Jaffee, 89, is best known for his fold-ins for Mad Magazine and his ongoing series of "Snappy Answers to Stupid Questions." The book chronicles one of the most compellingly bizarre and burdensome childhood's imaginable in a shtetl in Lithuania - which probably explains the brilliance of his escapism as well as the sense of alienation embedded in his cultural satire. (Whatever doesn't kill us makes us more delightfully mutant.
Also opening this month, Is This the Al Jaffee Art Exhibit? October 5th, 2010 - January 30th, 2011at the Museum of Comic and Cartoon Art. Or catch him live at New York Comiccon on Saturday October 9 at 4:15.
My daughter's first video game obsession? Nimblestrong, an iPhone game that teaches you how to bartend as you select, drag, and time your pours of various drink recipes into appropriate glasses - complete with garnish. All the while, you are encountering strange and exotic patrons as you train to become a hero master bartender.
It's actually one of the better examples of a video game being used to teach a specific skill that I've come across, with a good balance between twitch, recall, and narrative. There's just something deeply compelling - and rewarding - about successfully completing a complex drink and getting high scores from that anime vixen who thought you would screw it up.
The best part is the sound effects, and the particularly retro vidgame score. That, and the fact that my five-year-old now knows how to make 57 drinks.
Astra Taylor and Laura Hanna, the filmmakers behind the fabulous documentary Zizek! have just released a short promotional video that shares the core concepts of my new book Program or Be Programmed.

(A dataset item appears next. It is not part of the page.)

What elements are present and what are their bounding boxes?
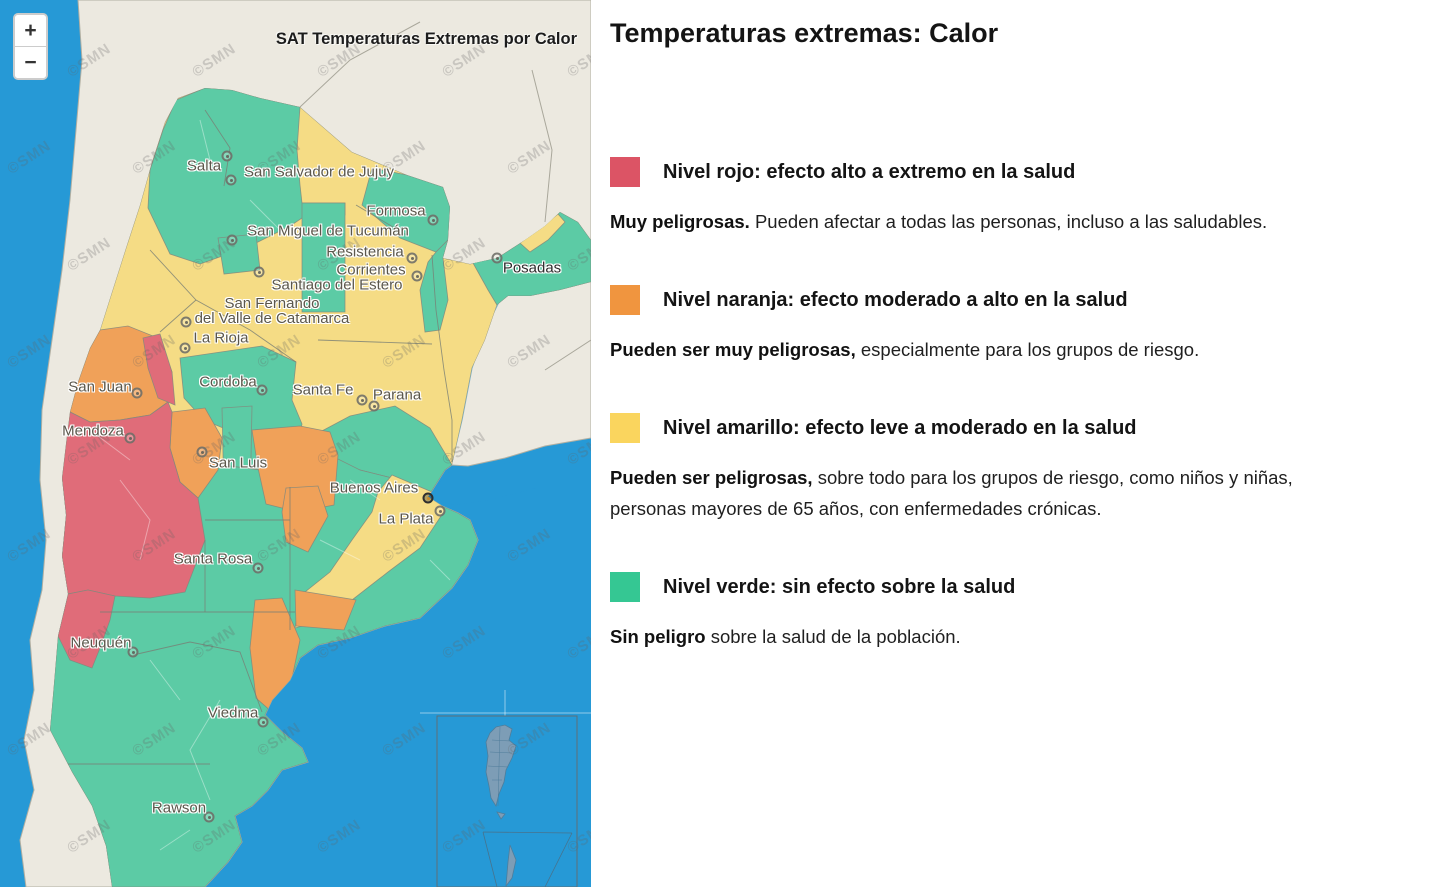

It was a strange and wonderful experience to be poked and prodded for a couple of weeks as they distilled and then re-distilled what I was saying down to increasingly essential - and visualizable - points. And most gratifying, they did it as a labor of love to promote the ideas - which is about the best complement an author can get.
Marc Canter - the guy who brought us Macromedia and the first multimedia authoring tools wants to help post-industrial cities like his own Cleveland re-employ its citizens in a new economy.
Unlike me, however, instead of building business from the ground up, Canter believes that the corporate-employee relationship can be salvaged and revitalized. His answer, Digital City Mechanics, is dedicated to re-educating workers in basic net skills while re-educating companies in hiring and organization. Given that the former rust belt is now the polymer belt (cellulose water bottles, anyone?) he may just be onto something. If nothing else, I have learned from experience: do not underestimate this man.
The above video was shot on an iPhone at the Open Video Conference, where Marc was hoping to help figure out how to fill in the gaps for open standards in web video production and distribution.
I just met Tommy Pollatta at the Open Video Conference in NY. He's the producer of Waking Life and A Scanner Darkly, and now the producer and filmmaker behind a "transmedia" project called Collapsus. (See this BB post on Transmedia.)
Not only is Tommy about the sweetest guy you'd ever want to meet, but he's also developing some great tools and content dedicated to informing and engaging people about major issues through entertainment. His new form, what he's calling 'transmedia,' is basically documentary mixed with narrative branching off into video games and social networking. If Mafia Wars had been invented for good instead of, well, I'm-not-sure-what, it may have been able to leverage some of what Lammotta is hoping to put into the service of peak oil and energy policy.
I'm not sure the above trailer does the experience justice, so please do check out the actual project, too, at coollapsus.com.